Experts predict that all salmon farming will be done in closed containment pens by 2030.

“Personally, I have no faith in this,” Vindheim said. “We simply can’t afford it. Nor is it proven technology, so it’s unrealistic.”

But Vindheim’s views are out of touch with reality.

After consulting with First Nations, the federal government pulled the licenses of seventeen fish farms in the Broughton Archipelago and nineteen in the Discovery Islands. The cancellations followed decades of protest and concern over sea lice and other diseases that infect wild salmon as they swim by the feedlots.

It’s also wrong to say that closed containment isn’t workable.

Innovation and change take time, but they’re happening. For example, Taste of BC Aquafarms in Nanaimo has spent years developing its land-based closed containment system to grow steelhead. The local company is now making money and preparing to expand. They were bought by Florida-based Blue Star Foods, who clearly know a good thing when they see it.

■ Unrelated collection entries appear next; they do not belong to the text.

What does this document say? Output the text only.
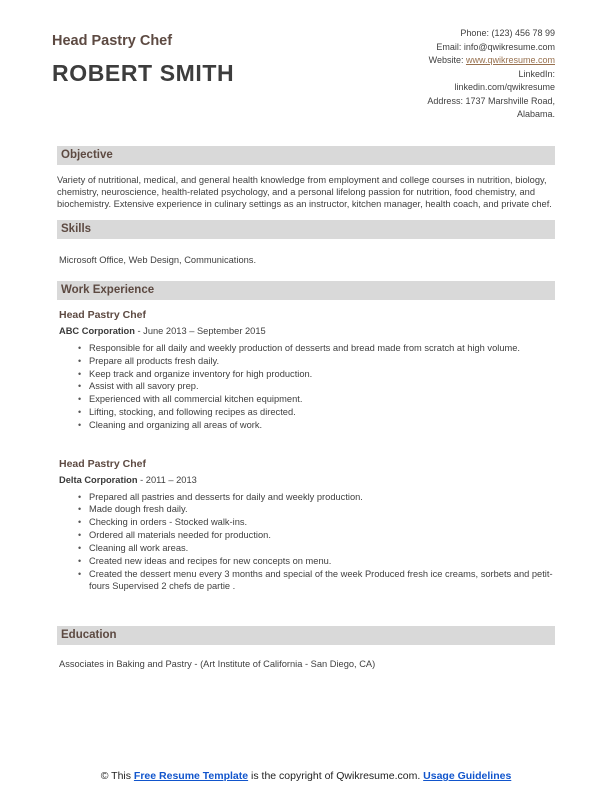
Head Pastry Chef
ROBERT SMITH
Phone: (123) 456 78 99
Email: info@qwikresume.com
Website: www.qwikresume.com
LinkedIn:
linkedin.com/qwikresume
Address: 1737 Marshville Road,
Alabama.
Objective

Variety of nutritional, medical, and general health knowledge from employment and college courses in nutrition, biology, chemistry, neuroscience, health-related psychology, and a personal lifelong passion for nutrition, food chemistry, and biochemistry. Extensive experience in culinary settings as an instructor, kitchen manager, health coach, and private chef.

Skills

Microsoft Office, Web Design, Communications.

Work Experience
Head Pastry Chef
ABC Corporation - June 2013 – September 2015
• Responsible for all daily and weekly production of desserts and bread made from scratch at high volume.
• Prepare all products fresh daily.
• Keep track and organize inventory for high production.
• Assist with all savory prep.
• Experienced with all commercial kitchen equipment.
• Lifting, stocking, and following recipes as directed.
• Cleaning and organizing all areas of work.
Head Pastry Chef
Delta Corporation - 2011 – 2013
• Prepared all pastries and desserts for daily and weekly production.
• Made dough fresh daily.
• Checking in orders - Stocked walk-ins.
• Ordered all materials needed for production.
• Cleaning all work areas.
• Created new ideas and recipes for new concepts on menu.
• Created the dessert menu every 3 months and special of the week Produced fresh ice creams, sorbets and petit-fours Supervised 2 chefs de partie .
Education

Associates in Baking and Pastry - (Art Institute of California - San Diego, CA)

© This Free Resume Template is the copyright of Qwikresume.com. Usage Guidelines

And the Danish company Atlantic Sapphire is building an on-land closed containment fish farm in Florida that produces 90,000 tonnes of salmon annually.

Mowi, formerly known as Marine Harvest, is one of the world’s biggest fish farming companies. It’s a big player in BC. Their feedlots produce 45,000 tonnes of Atlantic salmon annually.

But it’s not hard to read between the lines of the Mowi CEO’s comments—why innovate when you can stay cheap, dirty, and easy? After all, Canada doesn’t seem to care.

But we say get real, Mr. Vindheim. You might be happy to take the lazy way out, but Vancouver Islanders and the oceans demand better.